CEDEAO : Atelier sur l’harmonisation des systèmes statistiques en Afrique de l’Ouest

par la rédaction
0 commentaires

Des experts des États membres de la CEDEAO, de la Mauritanie et de plusieurs institutions régionales participent, du 9 au 13 mars 2026 à Abidjan, à deux ateliers techniques consacrés à l’harmonisation des statistiques dans l’espace communautaire. Les rencontres réunissent des experts des États membres de la CEDEAO et de la Mauritanie, ainsi que des représentants d’institutions régionales et de partenaires techniques et financiers.

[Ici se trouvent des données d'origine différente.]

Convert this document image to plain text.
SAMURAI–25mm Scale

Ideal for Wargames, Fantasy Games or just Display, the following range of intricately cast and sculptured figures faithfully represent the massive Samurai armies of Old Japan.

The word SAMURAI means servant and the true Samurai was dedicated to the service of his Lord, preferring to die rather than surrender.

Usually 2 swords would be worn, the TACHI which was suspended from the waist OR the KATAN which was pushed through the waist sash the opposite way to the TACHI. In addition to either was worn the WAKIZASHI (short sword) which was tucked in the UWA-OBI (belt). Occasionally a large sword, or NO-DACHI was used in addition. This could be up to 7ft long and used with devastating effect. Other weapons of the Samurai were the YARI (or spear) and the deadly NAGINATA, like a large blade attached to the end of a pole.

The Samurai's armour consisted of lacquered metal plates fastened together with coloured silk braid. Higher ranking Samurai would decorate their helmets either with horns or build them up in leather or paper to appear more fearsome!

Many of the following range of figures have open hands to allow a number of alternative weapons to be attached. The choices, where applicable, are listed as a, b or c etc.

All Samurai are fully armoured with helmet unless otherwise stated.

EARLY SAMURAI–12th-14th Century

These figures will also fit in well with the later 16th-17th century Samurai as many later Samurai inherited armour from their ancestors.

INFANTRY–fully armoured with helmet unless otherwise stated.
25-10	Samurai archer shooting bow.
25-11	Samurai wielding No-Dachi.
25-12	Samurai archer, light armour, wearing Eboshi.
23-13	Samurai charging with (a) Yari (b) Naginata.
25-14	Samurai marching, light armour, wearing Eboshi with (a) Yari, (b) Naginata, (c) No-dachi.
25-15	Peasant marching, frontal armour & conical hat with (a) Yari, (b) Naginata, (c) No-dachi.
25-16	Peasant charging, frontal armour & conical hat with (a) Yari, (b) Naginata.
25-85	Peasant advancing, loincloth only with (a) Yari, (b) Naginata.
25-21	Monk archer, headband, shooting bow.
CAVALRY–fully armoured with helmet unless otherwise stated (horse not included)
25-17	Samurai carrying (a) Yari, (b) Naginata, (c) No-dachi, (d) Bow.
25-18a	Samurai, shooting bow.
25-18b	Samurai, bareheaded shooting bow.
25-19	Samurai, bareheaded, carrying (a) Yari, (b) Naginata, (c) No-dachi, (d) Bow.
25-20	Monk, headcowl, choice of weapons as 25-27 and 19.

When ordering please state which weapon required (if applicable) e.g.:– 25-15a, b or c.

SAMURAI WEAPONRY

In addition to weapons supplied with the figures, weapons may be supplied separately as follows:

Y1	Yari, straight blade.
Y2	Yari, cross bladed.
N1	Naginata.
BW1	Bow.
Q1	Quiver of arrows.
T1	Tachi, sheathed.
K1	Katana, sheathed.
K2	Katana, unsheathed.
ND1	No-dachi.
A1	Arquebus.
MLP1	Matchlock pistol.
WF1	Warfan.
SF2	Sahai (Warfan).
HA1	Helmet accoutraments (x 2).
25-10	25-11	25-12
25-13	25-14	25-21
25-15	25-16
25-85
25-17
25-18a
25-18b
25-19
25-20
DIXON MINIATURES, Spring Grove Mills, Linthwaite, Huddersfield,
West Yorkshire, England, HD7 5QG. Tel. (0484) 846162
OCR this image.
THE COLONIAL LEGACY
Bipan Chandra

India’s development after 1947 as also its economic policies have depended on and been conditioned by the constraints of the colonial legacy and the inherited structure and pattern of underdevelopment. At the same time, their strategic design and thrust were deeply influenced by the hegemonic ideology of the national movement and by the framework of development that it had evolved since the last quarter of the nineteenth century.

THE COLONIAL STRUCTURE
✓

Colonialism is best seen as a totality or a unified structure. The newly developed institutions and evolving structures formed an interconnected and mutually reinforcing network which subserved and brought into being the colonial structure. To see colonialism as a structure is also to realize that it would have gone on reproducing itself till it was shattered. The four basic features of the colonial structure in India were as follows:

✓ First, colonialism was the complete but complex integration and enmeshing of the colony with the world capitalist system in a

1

Ces ateliers sont organisés avec l’appui du Projet d’Harmonisation et d’Amélioration des Statistiques en Afrique de l’Ouest et du Centre (PHASAOC), financé par la Banque mondiale. Le projet vise à accompagner les pays participants dans le renforcement de leurs systèmes statistiques nationaux et des institutions régionales, notamment en matière de production, d’harmonisation et de diffusion des données économiques et sociales.

La cérémonie d’ouverture a été présidée par le Professeur Félix N’Zué, Directeur de la Recherche et des Statistiques par intérim de la CEDEAO, représentant le Commissaire aux Affaires économiques et à l’Agriculture de l’organisation, Dr Kalilou Sylla. Plusieurs responsables institutionnels ont pris part à cette session inaugurale, notamment Akaffou Franck Hervé, Directeur des Statistiques des Entreprises et de la Conjoncture économique de l’Agence nationale de la statistique de Côte d’Ivoire, Moritz Meyer, représentant de la Banque mondiale, ainsi que le représentant de Mohamed El Moctar Ahmed Sidi, Directeur général de l’Agence nationale de la statistique, de l’analyse démographique et économique (ANSADE) de la République islamique de Mauritanie.

Les travaux portent sur les mécanismes de coordination statistique, les méthodes d’harmonisation des données et les dispositifs de production d’indicateurs comparables entre les pays de la région. Ces ateliers s’inscrivent dans les initiatives régionales visant à renforcer la coopération statistique entre les États membres et à améliorer la disponibilité des données nécessaires au suivi des politiques économiques et sociales dans l’espace communautaire.